Density change during the extraction phase. The density of the infused hypertonic solution is different from the density of blood. This infusion artifact has been corrected from the measured change in rho a. A 30 mosmol/l increase in plasma NaCl osmotic pressure causes fluid extraction from the RBCs and reduces the RBC volume by 6% (25). This redistribution of fluid between RBCs and plasma reduces the hematocrit by 2% but has no effect on the blood density. Because the transit of plasma through the pulmonary vasculature is only slightly longer than the transit of RBCs, the small fluid redistribution contributes minimally to the observed change in rho a.
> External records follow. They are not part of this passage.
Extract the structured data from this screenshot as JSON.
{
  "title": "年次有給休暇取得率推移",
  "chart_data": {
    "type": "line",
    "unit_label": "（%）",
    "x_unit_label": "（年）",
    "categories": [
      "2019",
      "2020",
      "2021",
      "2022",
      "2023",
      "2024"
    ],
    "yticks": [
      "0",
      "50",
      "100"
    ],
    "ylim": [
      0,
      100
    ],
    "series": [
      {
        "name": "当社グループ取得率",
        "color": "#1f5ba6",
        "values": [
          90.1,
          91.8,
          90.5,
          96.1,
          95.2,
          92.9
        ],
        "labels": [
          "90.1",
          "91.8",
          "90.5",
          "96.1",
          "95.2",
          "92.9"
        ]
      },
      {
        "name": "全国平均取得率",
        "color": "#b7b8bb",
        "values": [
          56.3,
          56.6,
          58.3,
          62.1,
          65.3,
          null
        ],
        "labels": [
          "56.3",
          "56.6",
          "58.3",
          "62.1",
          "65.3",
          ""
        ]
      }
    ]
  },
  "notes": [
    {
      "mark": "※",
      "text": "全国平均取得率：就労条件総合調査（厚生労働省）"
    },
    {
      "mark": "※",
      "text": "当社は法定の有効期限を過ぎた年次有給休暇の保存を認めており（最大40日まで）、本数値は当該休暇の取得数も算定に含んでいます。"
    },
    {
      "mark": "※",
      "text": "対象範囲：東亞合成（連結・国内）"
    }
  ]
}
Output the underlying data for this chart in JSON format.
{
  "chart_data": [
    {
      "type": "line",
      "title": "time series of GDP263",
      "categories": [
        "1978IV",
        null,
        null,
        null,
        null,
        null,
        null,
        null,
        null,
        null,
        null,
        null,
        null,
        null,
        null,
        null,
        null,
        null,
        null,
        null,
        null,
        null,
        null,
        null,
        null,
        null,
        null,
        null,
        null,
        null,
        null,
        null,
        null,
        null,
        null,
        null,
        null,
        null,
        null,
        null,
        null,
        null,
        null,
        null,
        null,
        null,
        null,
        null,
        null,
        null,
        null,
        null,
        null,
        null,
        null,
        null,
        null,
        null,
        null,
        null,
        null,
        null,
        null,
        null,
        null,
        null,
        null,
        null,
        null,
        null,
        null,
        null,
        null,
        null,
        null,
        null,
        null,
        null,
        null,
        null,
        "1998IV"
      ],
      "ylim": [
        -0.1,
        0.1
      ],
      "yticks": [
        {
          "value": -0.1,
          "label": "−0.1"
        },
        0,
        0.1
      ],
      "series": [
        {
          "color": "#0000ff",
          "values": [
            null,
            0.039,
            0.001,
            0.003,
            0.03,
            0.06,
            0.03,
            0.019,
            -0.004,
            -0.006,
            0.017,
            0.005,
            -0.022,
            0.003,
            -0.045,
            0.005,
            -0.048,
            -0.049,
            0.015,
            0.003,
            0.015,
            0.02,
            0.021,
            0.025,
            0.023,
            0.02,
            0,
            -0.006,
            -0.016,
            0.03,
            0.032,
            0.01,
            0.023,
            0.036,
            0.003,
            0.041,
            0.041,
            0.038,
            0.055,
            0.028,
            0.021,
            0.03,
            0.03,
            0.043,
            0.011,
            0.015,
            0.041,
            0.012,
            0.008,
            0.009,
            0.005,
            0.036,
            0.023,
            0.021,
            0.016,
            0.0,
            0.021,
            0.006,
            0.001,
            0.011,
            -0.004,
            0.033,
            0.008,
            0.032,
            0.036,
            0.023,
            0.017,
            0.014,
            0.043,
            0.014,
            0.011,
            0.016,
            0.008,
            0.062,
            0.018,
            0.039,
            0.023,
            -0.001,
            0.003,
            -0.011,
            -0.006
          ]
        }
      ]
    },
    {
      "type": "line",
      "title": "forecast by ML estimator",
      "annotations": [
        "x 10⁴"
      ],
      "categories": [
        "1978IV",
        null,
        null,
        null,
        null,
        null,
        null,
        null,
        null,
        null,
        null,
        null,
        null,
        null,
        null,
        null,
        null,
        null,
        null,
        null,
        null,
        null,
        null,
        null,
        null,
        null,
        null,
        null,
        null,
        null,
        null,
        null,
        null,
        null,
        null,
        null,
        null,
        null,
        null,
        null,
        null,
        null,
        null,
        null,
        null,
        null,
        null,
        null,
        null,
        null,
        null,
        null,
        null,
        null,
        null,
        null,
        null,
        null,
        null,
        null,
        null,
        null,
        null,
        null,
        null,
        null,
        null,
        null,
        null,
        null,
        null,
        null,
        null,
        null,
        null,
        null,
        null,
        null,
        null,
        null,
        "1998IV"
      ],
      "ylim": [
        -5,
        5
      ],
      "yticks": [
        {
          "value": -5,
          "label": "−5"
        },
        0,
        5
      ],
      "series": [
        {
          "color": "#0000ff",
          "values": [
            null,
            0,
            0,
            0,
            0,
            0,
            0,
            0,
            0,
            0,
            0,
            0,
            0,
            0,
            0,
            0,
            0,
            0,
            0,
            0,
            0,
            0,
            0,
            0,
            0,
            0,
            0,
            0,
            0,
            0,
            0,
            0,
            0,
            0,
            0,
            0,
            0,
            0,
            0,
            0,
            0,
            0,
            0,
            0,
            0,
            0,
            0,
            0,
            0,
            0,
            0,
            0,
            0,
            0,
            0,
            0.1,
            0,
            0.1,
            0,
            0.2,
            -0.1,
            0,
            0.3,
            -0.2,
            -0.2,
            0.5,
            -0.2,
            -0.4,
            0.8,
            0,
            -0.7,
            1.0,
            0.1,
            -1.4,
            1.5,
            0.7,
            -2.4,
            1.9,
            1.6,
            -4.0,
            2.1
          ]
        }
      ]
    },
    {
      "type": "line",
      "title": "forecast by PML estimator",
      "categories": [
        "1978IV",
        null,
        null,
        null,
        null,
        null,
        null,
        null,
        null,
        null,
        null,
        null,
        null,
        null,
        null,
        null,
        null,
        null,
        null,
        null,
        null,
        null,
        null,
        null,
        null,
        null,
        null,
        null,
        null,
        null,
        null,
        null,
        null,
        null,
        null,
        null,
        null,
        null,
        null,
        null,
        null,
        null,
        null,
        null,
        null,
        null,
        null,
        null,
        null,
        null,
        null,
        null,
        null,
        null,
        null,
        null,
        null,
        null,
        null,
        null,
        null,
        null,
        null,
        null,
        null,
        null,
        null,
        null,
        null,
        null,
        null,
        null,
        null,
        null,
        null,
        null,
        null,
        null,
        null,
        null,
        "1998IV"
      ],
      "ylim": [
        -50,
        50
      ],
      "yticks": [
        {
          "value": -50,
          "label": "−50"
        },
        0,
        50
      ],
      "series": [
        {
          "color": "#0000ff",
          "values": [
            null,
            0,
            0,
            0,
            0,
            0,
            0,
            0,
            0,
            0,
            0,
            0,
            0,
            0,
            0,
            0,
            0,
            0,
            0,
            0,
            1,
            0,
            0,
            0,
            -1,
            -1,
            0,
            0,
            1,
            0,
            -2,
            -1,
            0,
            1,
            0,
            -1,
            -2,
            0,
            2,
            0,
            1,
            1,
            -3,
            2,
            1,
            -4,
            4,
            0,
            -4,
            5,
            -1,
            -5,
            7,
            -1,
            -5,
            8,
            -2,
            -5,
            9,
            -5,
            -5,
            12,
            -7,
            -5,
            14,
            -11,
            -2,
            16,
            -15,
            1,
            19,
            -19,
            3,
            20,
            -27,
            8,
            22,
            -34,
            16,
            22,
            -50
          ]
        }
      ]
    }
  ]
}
Hypertonic infusions can impede RBC flow through the pulmonary vasculature (3). Suppose the impediment occurs upstream of pulmonary capillaries. The application of current dispersion analysis to the infusion protocol of Effros (3) indicates that the RBCs are exposed to an osmotic pressure ranging from 360 mosmol/l (at the infusion site) to 160 mosmol/l (at the microvascular extraction site). Because RBC density is higher than plasma density, the impediment can lead to a transient decrease in the density of blood flowing out of the lung. The impediment could significantly increase the pulmonary flow resistance (22, 23). If the impediment were accompanied by an 8-cmH2O decrease in the capillary pressure, the resulting reduction in capillary blood volume can produce a transient density decrease similar in magnitude to the density reduction observed over the extraction phase (17). Estimated from the results of Read et al. (22), a <75 mosmol/l osmotic disturbance at the site of infusion produces no change in the pulmonary flow resistance. When hypertonic saline was infused to produce an osmotic disturbance of <= 40 mosmol/l to the isolated rabbit lung, similar transient density changes (revised for infusion density difference) were observed by Hunter and Lee (11) for the rabbit lung perfused with blood or autologous plasma. The results of Read et al. and Hunter and Lee indicate that the density changes observed in current in vivo hypertonic experiments are not produced by flow impediment of RBCs or change in capillary blood volume.